Il naît à Malaga d’un père militaire et d’une mère d’une beauté extraordinaire, étudie chez les jésuites jusqu’à la mort de son père. Lettré, peau blanche, cheveux noirs et yeux verts, il a tout pour plaire, mais il est dépravé (« Beau jeune homme de l’extérieur, j’étais vicieux et tordu de l’intérieur »). Très vite, pendant les guerres napoléoniennes, il va retrouver des soldats et les sodomise dans la rue après quelques attouchements. Il a aussi une liaison incestueuse avec sa sœur Rosa, son « seul amour», confie-t-il à Castells. Plus tard, lorsque sa mère se met à la colle avec un pêcheur qu’il ne supporte pas, il part pour Cuba. Il a décidé qu’il serait capitaine de bateau. De Cadix, il embarque pour Gênes, puis La Havane, et commence à participer à la traite des Noirs sur les côtes africaines. Il rencontre l’Anglais Reeves, qui fait commerce d’esclaves d’un genre particulier : beaux étalons de sexe masculin et féminin pour les accoupler avec des Européens aux yeux clairs et obtenir ainsi ses filhas, de magnifiques femmes traitées comme des reines et vendues pour devenir les concubines de personnages fortunés. Un jour, Pedro accompagne une de ces beautés chez un riche négrier de La Havane, don Joaquín, qui lui conseille d’aller se roder en Afrique, puis de le recontacter quand il aura de l’expérience. Vexé, Blanco suit cependant son conseil. Il s’aguerrira en capturant des hommes en Guinée, au Bénin et en Sierra Leone, en faisant commerce d’humains avec les rois de ces régions, rencontrera Cha-cha, le mulâtre brésilien richissime, qui le mariera avec une de ses filles, Elvira. Il organisera des massacres, n’hésitera pas à éliminer certains Anglais qui le gênent, construira un palais dans une région où, « si ce n’est pas le mulâtre qui te tue, c’est la malaria ou l’alcool qui t’achève ». Il lit pour ne pas devenir fou, retourne à La Havane, épouse sa prude cousine, sort sa sœur du couvent, lui fait une fille, la prunelle de ses yeux. De retour en Espagne, il se lance sans succès dans la politique et finit à l’asile. Le docteur Castells l’interroge obstinément sur des documents dont sa fille aurait besoin. À la fin du roman, il assassine le bon médecin, découvre que c’est sa fille qui est derrière tout ça. Elle lui avoue qu’elle le déteste et le laisse, hagard, méditer sur une vie qu’il a considérablement enjolivée dans son récit au médecin.
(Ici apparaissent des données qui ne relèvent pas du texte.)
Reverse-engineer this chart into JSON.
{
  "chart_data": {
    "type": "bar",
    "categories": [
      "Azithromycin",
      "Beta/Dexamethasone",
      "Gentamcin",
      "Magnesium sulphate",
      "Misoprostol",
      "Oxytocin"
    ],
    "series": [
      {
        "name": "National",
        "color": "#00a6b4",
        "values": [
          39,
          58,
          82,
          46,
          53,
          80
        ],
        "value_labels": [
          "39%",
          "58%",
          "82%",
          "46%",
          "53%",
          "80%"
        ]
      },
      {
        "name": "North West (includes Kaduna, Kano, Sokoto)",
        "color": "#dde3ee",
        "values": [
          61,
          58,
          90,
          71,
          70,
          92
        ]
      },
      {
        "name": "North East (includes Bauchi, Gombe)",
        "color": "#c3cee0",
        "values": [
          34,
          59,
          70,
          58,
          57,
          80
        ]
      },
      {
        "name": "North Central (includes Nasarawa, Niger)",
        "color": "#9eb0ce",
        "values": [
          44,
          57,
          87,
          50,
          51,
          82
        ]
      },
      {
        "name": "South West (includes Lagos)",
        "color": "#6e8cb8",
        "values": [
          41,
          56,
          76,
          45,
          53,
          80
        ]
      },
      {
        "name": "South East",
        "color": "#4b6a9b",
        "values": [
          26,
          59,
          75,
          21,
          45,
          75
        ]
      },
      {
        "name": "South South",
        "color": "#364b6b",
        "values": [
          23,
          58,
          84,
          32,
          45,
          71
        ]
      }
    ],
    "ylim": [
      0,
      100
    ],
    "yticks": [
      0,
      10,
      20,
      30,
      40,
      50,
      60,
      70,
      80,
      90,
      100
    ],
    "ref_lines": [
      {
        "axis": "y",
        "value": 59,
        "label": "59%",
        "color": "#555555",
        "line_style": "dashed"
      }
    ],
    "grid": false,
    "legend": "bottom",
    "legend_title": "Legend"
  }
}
L’histoire passionnante d’un négrier qui a existé et s’adresse de manière « thérapeutique » au médecin qui le soigne. Sa folie est-elle feinte ? C’est fort possible tant il s’amuse à brouiller les pistes tout en se racontant. La plume de Carlos Bardem nous plonge avec efficacité dans un récit terrifiant et presque cinématographique, au point qu’une série est en préparation.
Thierry Clermont est journaliste au Figaro littéraire depuis 2005. Il a été membre de la commission poésie du Centre national du livre....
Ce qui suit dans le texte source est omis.